Les livres, on l’a dit, jouent un rôle important dans Le Ministère de la Peur. Il y a bien sûr Le Petit Duc de Charlotte Yong, que Rowe achète à la kermesse et qui fournit au roman les exergues de ses chapitres. Il y a un « atlas désuet », que Rowe acquiert peut-être également à la kermesse. Il est fait mention au chapitre 2 de deux ouvrages de Dickens, Le Magasin d’antiquités et David Copperfield, que Rowe relit sans cesse, qu’il connaît par cœur, moins parce qu’il les apprécie que parce qu’il les « as lus enfant et qu’ils ne charrient aucun souvenir adulte ». Une certaine Histoire de la société contemporaine figure dans un rêve de Rowe, composée de centaines de volumes. A un moment, Rowe se réfugie dans une salle des ventes et se cache dans la section livres : on croise alors des romans de Walter Scott, « les pages libidineuses d’un Brantôme illustré », un missel romain. Le dernier chapitre de la première partie met en scène un personnage étrange qui nourrit les pigeons et trône sur une énorme valise soi-disant pleine de livres (dont l’ouverture déclenchera l’explosion d’une bombe, comme si on était dans le film Kiss me deadly…).
A la maison de santé où Rowe est enfermé, là encore, quelques livres : Ce que je crois, de Tosltoï (avec des annotations effacées) ; Psychopathologie de la vie quotidienne de Freud ; une biographie de Rudolph Steiner ; Les Héros, de Carlyle. Vers la fin, il est question du Book of Golden Deeds, un autre ouvrage de Charlotte Yonge, et de Love in Orient, « un petit livre lubrique » bien vite déchiré par l’inspecteur Prentice. Et enfin d’un poème, qui pourrait servir d’épitaphe au « méchant » : un extrait du cinquième sonnet de la première partie des Sonnets à Orphée de Rainer Maria Rilke.

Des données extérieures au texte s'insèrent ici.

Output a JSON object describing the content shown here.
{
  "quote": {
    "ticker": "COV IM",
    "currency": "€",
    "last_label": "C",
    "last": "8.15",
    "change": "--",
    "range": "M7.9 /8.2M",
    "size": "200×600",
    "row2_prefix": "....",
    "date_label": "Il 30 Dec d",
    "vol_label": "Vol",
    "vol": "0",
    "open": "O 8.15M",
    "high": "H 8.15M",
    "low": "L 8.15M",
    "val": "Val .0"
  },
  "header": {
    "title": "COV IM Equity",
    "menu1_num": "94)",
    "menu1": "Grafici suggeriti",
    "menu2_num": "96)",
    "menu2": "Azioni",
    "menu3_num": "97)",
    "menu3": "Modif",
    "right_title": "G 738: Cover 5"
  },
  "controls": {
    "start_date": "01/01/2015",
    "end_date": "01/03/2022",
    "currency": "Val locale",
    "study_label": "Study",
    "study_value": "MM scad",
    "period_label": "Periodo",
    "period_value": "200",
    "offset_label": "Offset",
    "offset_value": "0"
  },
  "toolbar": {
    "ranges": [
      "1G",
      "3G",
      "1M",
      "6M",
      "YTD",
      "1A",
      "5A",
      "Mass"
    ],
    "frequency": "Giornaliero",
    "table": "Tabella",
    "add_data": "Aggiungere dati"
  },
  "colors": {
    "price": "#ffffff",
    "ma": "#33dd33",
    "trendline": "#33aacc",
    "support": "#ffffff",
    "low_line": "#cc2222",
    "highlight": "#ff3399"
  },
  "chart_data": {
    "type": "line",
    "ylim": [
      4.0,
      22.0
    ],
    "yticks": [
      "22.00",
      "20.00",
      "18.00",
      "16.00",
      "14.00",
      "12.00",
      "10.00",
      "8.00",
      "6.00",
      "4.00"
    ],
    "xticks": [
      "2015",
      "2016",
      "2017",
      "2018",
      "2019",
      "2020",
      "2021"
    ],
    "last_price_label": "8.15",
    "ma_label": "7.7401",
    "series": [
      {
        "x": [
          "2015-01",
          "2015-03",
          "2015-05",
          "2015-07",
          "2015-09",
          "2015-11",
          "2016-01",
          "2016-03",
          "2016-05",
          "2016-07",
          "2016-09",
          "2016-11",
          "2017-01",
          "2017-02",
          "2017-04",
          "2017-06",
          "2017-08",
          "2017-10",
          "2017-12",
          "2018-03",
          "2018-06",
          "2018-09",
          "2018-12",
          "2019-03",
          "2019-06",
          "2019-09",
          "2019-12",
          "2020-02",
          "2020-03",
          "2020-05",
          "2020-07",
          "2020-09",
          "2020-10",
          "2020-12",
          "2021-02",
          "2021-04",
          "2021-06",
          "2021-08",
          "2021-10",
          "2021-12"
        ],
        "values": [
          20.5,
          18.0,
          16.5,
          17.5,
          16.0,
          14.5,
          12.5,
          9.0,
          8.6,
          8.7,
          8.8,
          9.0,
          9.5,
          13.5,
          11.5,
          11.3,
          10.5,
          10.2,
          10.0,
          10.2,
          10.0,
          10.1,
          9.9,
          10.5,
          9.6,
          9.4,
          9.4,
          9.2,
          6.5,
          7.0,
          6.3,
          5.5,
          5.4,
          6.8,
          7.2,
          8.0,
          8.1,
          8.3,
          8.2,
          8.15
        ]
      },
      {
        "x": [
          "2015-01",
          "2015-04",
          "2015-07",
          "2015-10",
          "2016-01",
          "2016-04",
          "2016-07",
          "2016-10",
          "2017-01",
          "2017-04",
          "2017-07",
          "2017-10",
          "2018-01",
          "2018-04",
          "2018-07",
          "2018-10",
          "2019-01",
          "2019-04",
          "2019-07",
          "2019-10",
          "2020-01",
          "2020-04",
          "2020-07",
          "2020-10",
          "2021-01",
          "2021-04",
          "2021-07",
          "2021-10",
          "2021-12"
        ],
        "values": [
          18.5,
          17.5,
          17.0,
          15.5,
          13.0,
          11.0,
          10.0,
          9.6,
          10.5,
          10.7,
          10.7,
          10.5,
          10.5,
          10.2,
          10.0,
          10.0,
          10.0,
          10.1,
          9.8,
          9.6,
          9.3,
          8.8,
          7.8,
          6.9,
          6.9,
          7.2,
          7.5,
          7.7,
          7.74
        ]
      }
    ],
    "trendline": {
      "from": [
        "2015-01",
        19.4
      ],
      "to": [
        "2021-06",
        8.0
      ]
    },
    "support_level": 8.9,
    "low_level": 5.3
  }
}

Tous ces ouvrages, si l’on y prend bien garde, joue un rôle dans le récit et mériterait qu’on s’interroge sur leur pertinence, le moment de leur apparition, etc. Pour toutes ces raisons, il apparaît que Le Ministère de la peur est, à sa façon, un magasin d’antiquités dans lequel se dissimule, fragmentée, une étrange bibliothèque morale.